The Department of Transportation’s Office of the Inspector General, in its audit of the National Driver Register issued this week, reported finding security issues and deficiencies with the data stored in the system.
NDR, administered by the National Highway Traffic Safety Administration, is a central register that enables state department of motor vehicle officials to exchange information on problem drivers in each state, such as those convicted of driving under the influence of alcohol. The system is intended to help prevent problem drivers from obtaining a driver’s license to operate a vehicle, or being hired for safety-sensitive positions.
In 2006, state officials made more than 70 million inquiries for driver’s license applicants, 9 million of which were found in NDR. In all, 42 million problem drivers are recorded in NDR with personally identifiable information, such as driver’s name, Social Security number, date of birth, gender, height, weight and eye color.

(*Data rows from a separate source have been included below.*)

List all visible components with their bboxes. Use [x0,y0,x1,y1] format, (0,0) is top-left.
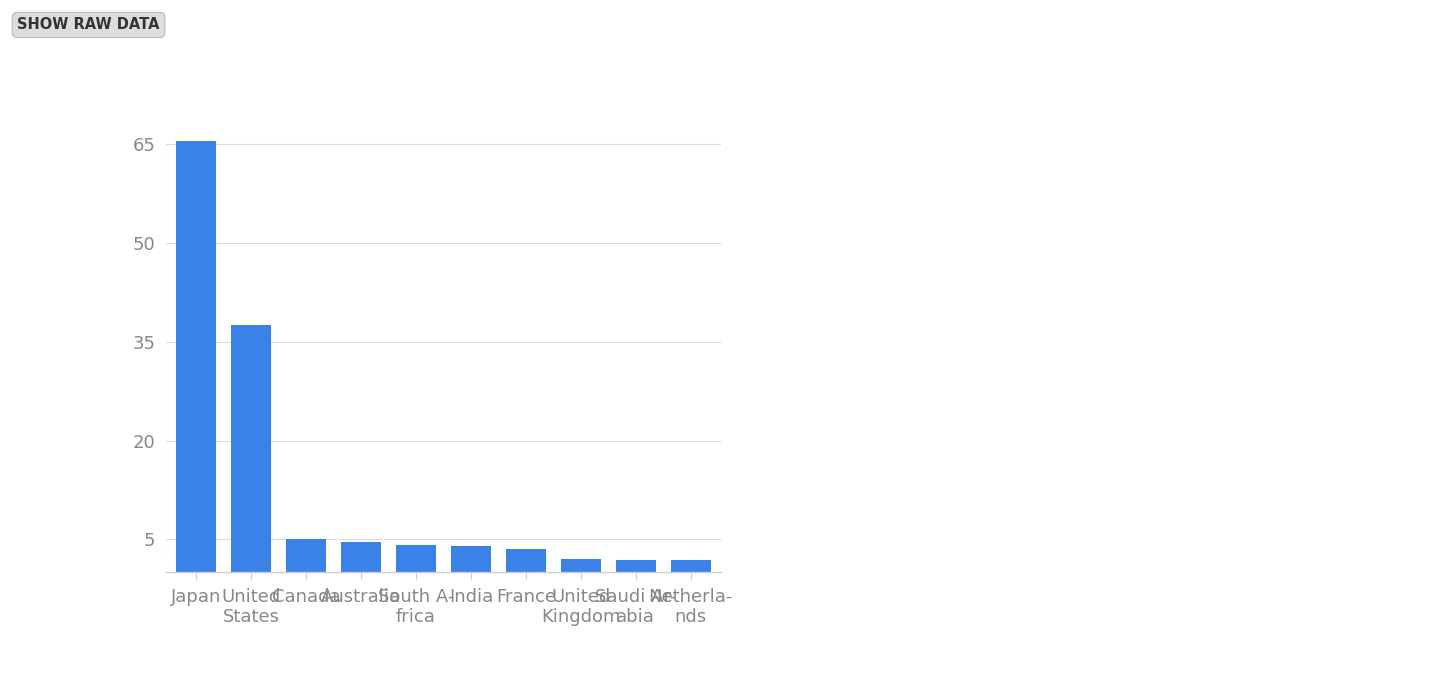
Bar [342,542,381,572]
Bar [451,546,490,572]
Bar [176,140,216,572]
Bar [231,325,271,572]
Bar [397,545,435,572]
Text: SHOW RAW DATA: SHOW RAW DATA [17,17,160,32]
Bar [671,560,711,572]
Bar [616,560,656,572]
Bar [286,539,326,572]
Bar [506,549,545,572]
Bar [561,559,601,572]
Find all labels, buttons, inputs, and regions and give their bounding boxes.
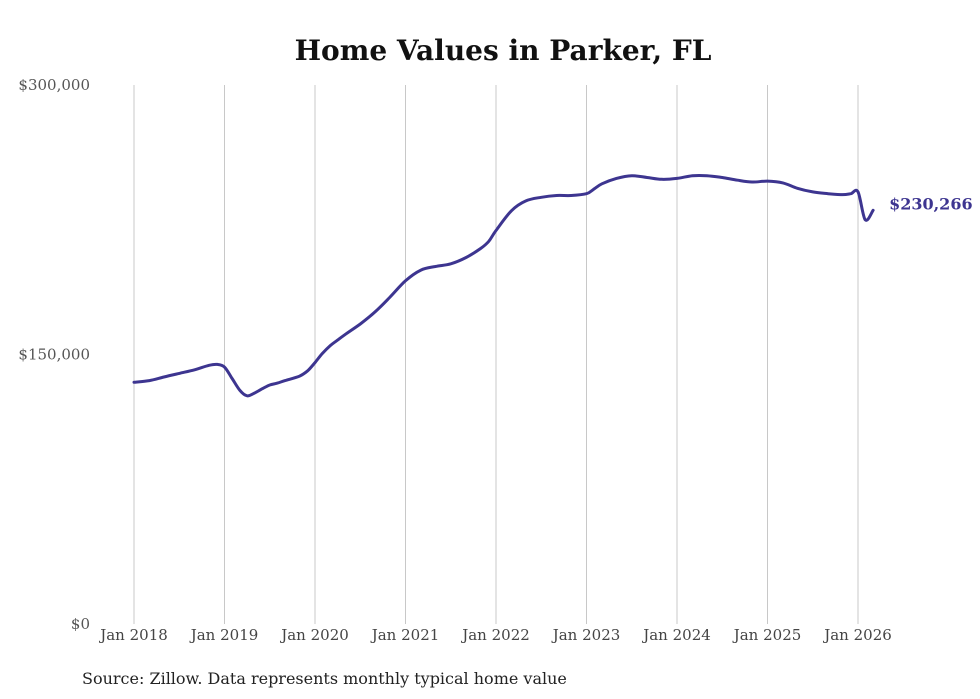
x-tick-label: Jan 2021 bbox=[370, 626, 440, 644]
x-tick-label: Jan 2018 bbox=[98, 626, 168, 644]
x-tick-label: Jan 2020 bbox=[279, 626, 349, 644]
x-tick-label: Jan 2023 bbox=[551, 626, 621, 644]
x-tick-label: Jan 2025 bbox=[732, 626, 802, 644]
x-tick-label: Jan 2024 bbox=[641, 626, 711, 644]
x-tick-label: Jan 2026 bbox=[822, 626, 892, 644]
x-axis-ticks: Jan 2018 Jan 2019 Jan 2020 Jan 2021 Jan 2022… bbox=[98, 626, 892, 644]
series-line bbox=[132, 173, 875, 398]
source-note: Source: Zillow. Data represents monthly … bbox=[82, 669, 567, 688]
y-axis-ticks: $0 $150,000 $300,000 bbox=[18, 76, 90, 633]
y-tick-label: $150,000 bbox=[18, 346, 90, 364]
series-group: $230,266 bbox=[132, 173, 973, 398]
chart-title: Home Values in Parker, FL bbox=[295, 34, 712, 67]
gridlines bbox=[133, 85, 859, 624]
x-tick-label: Jan 2019 bbox=[189, 626, 259, 644]
y-tick-label: $0 bbox=[71, 615, 90, 633]
y-tick-label: $300,000 bbox=[18, 76, 90, 94]
series-end-label: $230,266 bbox=[889, 194, 973, 213]
x-tick-label: Jan 2022 bbox=[460, 626, 530, 644]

The results of DOT-OIG’s audit, issued Monday, Oct. 29, found that drivers’ personally identifiable information was secured properly in NDR’s mainframe database. However, when transmitted or stored outside the mainframe computer, it was exposed to potential unauthorized access or unapproved use; for example, the sensitive information was not encrypted when transmitted on the network.
DOT-OIG also reported that problem drivers were not recorded in NDR in a timely manner, with millions not recorded until at least one year after conviction, which increases the potential that problem drivers could seek a valid license in another state. Also, information about drivers’ physical attributes – such as height and eye color – was missing from about 18 million records; there were more than 161,000 duplicate Social Security numbers; and problem driver records were removed improperly from NDR’s database.